Propose or recommend possible solutions to expedite the RFI process.
Benefits of RFIs
Although they may seem burdensome, RFIs provide many benefits to main contractors and subcontractors. In a nutshell, they have the following benefits:
Information is obtained in a formal and structured way
Provide clarifications of concepts so the project flows smoothly
Provide easy communication between various stakeholders in a certain project
Are easily manageable using document management software programs
RFI vs RFQ and RFP
The RFI is one of the construction documents: RFP and RFQ. It may not be apparent to a novice that what the difference between these documents are.
RFI – is a request for supplemental information in a construction project to the information contained in the contracts. RFI is a multi-purpose document as it can also be sent prior to sending RFPs and RFQs to potential suppliers. It actually acts as a filter of suppliers in upcoming project. In such cases where the RFI is sent as a medium to solicit expertise to a particular problem, it should not be viewed as a binding document that constitutes an award or guarantee selection to the project.
RFP – A request for proposal is issued when the client knows what the problem is, and so they are sending out to potential contractors to select the best one.
RFQ – this request seeks to assess the pricing competitiveness of different stakeholders. The issuer is looking for the best affordable prices combined with the best quality of service or product offered.

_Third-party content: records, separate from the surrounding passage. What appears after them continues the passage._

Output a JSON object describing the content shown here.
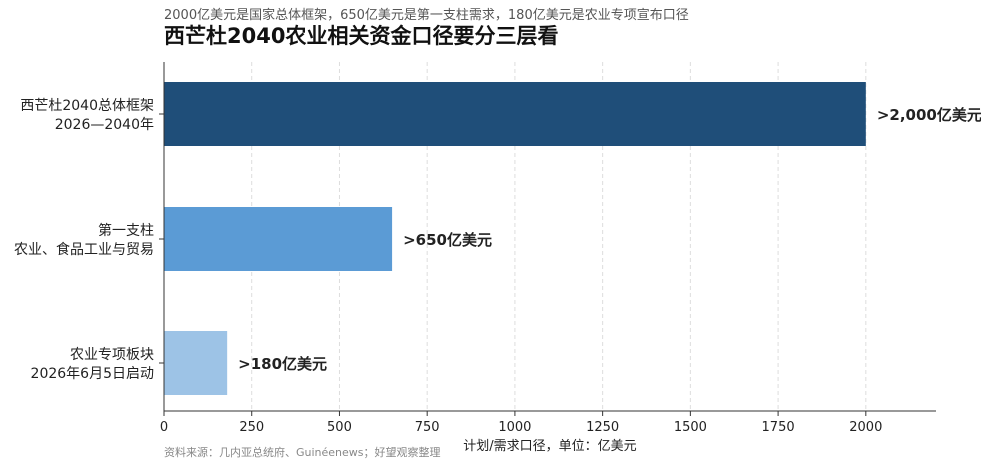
{
  "header": {
    "subtitle": "2000亿美元是国家总体框架，650亿美元是第一支柱需求，180亿美元是农业专项宣布口径",
    "title": "西芒杜2040农业相关资金口径要分三层看"
  },
  "footer": {
    "source": "资料来源：几内亚总统府、Guinéenews；好望观察整理"
  },
  "chart_data": {
    "type": "bar",
    "orientation": "horizontal",
    "categories": [
      [
        "西芒杜2040总体框架",
        "2026—2040年"
      ],
      [
        "第一支柱",
        "农业、食品工业与贸易"
      ],
      [
        "农业专项板块",
        "2026年6月5日启动"
      ]
    ],
    "values": [
      2000,
      650,
      180
    ],
    "value_labels": [
      ">2,000亿美元",
      ">650亿美元",
      ">180亿美元"
    ],
    "colors": [
      "#1f4e79",
      "#5b9bd5",
      "#9dc3e6"
    ],
    "xlabel": "计划/需求口径，单位：亿美元",
    "xlim": [
      0,
      2200
    ],
    "xticks": [
      0,
      250,
      500,
      750,
      1000,
      1250,
      1500,
      1750,
      2000
    ],
    "grid": "vertical-dashed"
  }
}
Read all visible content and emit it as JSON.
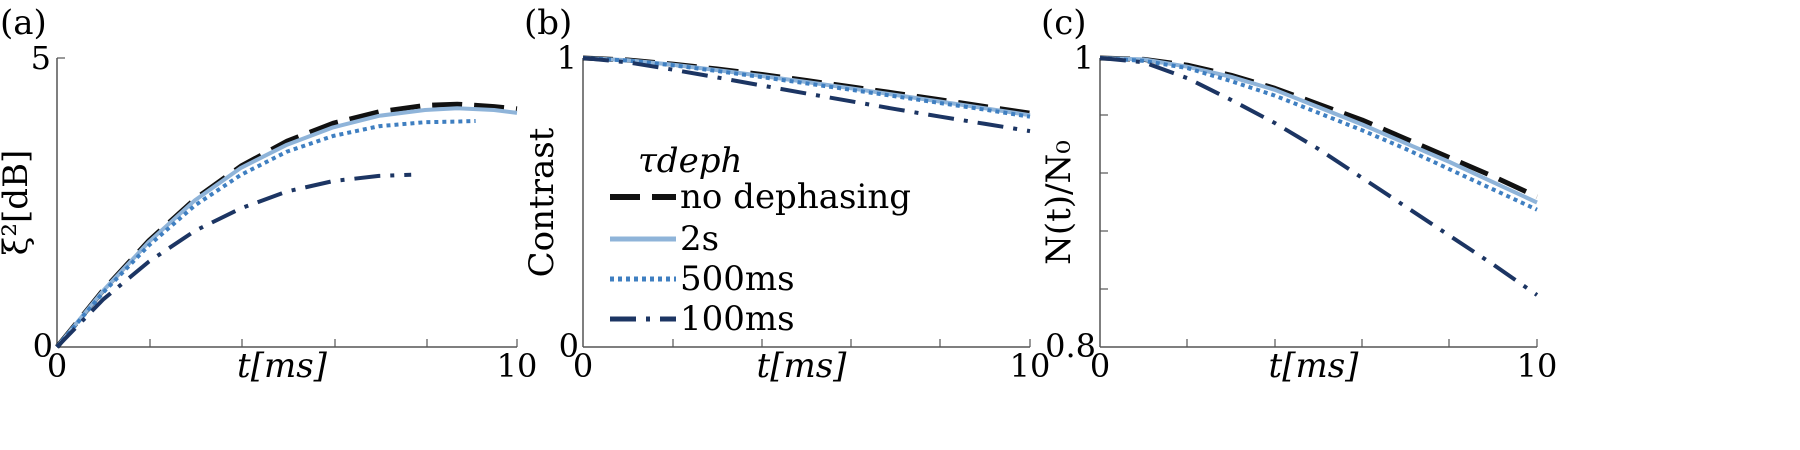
{
  "chart_data": [
    {
      "type": "line",
      "panel_label": "(a)",
      "xlabel": "t[ms]",
      "ylabel": "ξ²[dB]",
      "xlim": [
        0,
        10
      ],
      "ylim": [
        0,
        5
      ],
      "xticklabels": [
        "0",
        "10"
      ],
      "yticklabels": [
        "0",
        "5"
      ],
      "series": [
        {
          "key": "no_dephasing",
          "x": [
            0,
            1,
            2,
            3,
            4,
            5,
            6,
            7,
            8,
            8.7,
            9.5,
            10
          ],
          "y": [
            0,
            0.98,
            1.84,
            2.56,
            3.13,
            3.56,
            3.87,
            4.07,
            4.18,
            4.2,
            4.16,
            4.12
          ]
        },
        {
          "key": "2s",
          "x": [
            0,
            1,
            2,
            3,
            4,
            5,
            6,
            7,
            8,
            8.7,
            9.5,
            10
          ],
          "y": [
            0,
            0.97,
            1.82,
            2.54,
            3.1,
            3.5,
            3.8,
            4.0,
            4.1,
            4.13,
            4.1,
            4.05
          ]
        },
        {
          "key": "500ms",
          "x": [
            0,
            1,
            2,
            3,
            4,
            5,
            6,
            7,
            8,
            8.7,
            9.1
          ],
          "y": [
            0,
            0.94,
            1.76,
            2.45,
            2.98,
            3.38,
            3.65,
            3.82,
            3.89,
            3.9,
            3.91
          ]
        },
        {
          "key": "100ms",
          "x": [
            0,
            1,
            2,
            3,
            4,
            5,
            6,
            7,
            7.7
          ],
          "y": [
            0,
            0.82,
            1.48,
            2.01,
            2.4,
            2.69,
            2.87,
            2.96,
            2.98
          ]
        }
      ]
    },
    {
      "type": "line",
      "panel_label": "(b)",
      "xlabel": "t[ms]",
      "ylabel": "Contrast",
      "xlim": [
        0,
        10
      ],
      "ylim": [
        0,
        1
      ],
      "xticklabels": [
        "0",
        "10"
      ],
      "yticklabels": [
        "0",
        "1"
      ],
      "legend": {
        "title": "τdeph",
        "entries": [
          "no dephasing",
          "2s",
          "500ms",
          "100ms"
        ]
      },
      "series": [
        {
          "key": "no_dephasing",
          "x": [
            0,
            1,
            2,
            3,
            4,
            5,
            6,
            7,
            8,
            9,
            10
          ],
          "y": [
            1.0,
            0.993,
            0.979,
            0.962,
            0.943,
            0.922,
            0.9,
            0.878,
            0.855,
            0.832,
            0.809
          ]
        },
        {
          "key": "2s",
          "x": [
            0,
            1,
            2,
            3,
            4,
            5,
            6,
            7,
            8,
            9,
            10
          ],
          "y": [
            1.0,
            0.992,
            0.977,
            0.958,
            0.938,
            0.917,
            0.895,
            0.872,
            0.849,
            0.826,
            0.802
          ]
        },
        {
          "key": "500ms",
          "x": [
            0,
            1,
            2,
            3,
            4,
            5,
            6,
            7,
            8,
            9,
            10
          ],
          "y": [
            1.0,
            0.991,
            0.975,
            0.955,
            0.934,
            0.912,
            0.89,
            0.867,
            0.844,
            0.821,
            0.797
          ]
        },
        {
          "key": "100ms",
          "x": [
            0,
            1,
            2,
            3,
            4,
            5,
            6,
            7,
            8,
            9,
            10
          ],
          "y": [
            1.0,
            0.985,
            0.96,
            0.933,
            0.905,
            0.877,
            0.85,
            0.823,
            0.797,
            0.772,
            0.747
          ]
        }
      ]
    },
    {
      "type": "line",
      "panel_label": "(c)",
      "xlabel": "t[ms]",
      "ylabel": "N(t)/N₀",
      "xlim": [
        0,
        10
      ],
      "ylim": [
        0.8,
        1
      ],
      "xticklabels": [
        "0",
        "10"
      ],
      "yticklabels": [
        "0.8",
        "1"
      ],
      "series": [
        {
          "key": "no_dephasing",
          "x": [
            0,
            1,
            2,
            3,
            4,
            5,
            6,
            7,
            8,
            9,
            10
          ],
          "y": [
            1.0,
            0.999,
            0.995,
            0.988,
            0.979,
            0.968,
            0.957,
            0.944,
            0.931,
            0.918,
            0.904
          ]
        },
        {
          "key": "2s",
          "x": [
            0,
            1,
            2,
            3,
            4,
            5,
            6,
            7,
            8,
            9,
            10
          ],
          "y": [
            1.0,
            0.999,
            0.994,
            0.987,
            0.978,
            0.966,
            0.954,
            0.941,
            0.928,
            0.914,
            0.9
          ]
        },
        {
          "key": "500ms",
          "x": [
            0,
            1,
            2,
            3,
            4,
            5,
            6,
            7,
            8,
            9,
            10
          ],
          "y": [
            1.0,
            0.998,
            0.993,
            0.984,
            0.974,
            0.962,
            0.95,
            0.937,
            0.923,
            0.909,
            0.895
          ]
        },
        {
          "key": "100ms",
          "x": [
            0,
            1,
            2,
            3,
            4,
            5,
            6,
            7,
            8,
            9,
            10
          ],
          "y": [
            1.0,
            0.997,
            0.986,
            0.971,
            0.955,
            0.937,
            0.917,
            0.897,
            0.877,
            0.857,
            0.836
          ]
        }
      ]
    }
  ],
  "series_styles": {
    "no_dephasing": {
      "color": "#111111",
      "dash": "30,12",
      "width": 5
    },
    "2s": {
      "color": "#8fb4d9",
      "dash": "",
      "width": 4
    },
    "500ms": {
      "color": "#3f7fc1",
      "dash": "4,4",
      "width": 4
    },
    "100ms": {
      "color": "#1c3563",
      "dash": "26,10,4,10",
      "width": 4
    }
  }
}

The description of the RFI depends on the purpose being used for. For instance, if used during construction projects, it can be used to obtain supplemental information from various stakeholders such as engineers, designers, architects, main contractors, suppliers and many more. If used as a precursor to RFP and RFQs, it can function as a process to obtain general information from potential suppliers.
Providing requests for information is a simple process. Basically, an RFI entails a structured form with specific questions to the recipient. Lately, document management software provides a convenient way to manage RFIs on a platform, and this gives you the freedom to track, update and share the requests with many participants at once. Important practices to bear in mind is to always be specific, clear, and unambiguous when providing these requests. Do not ask many questions in a single request for your construction projects.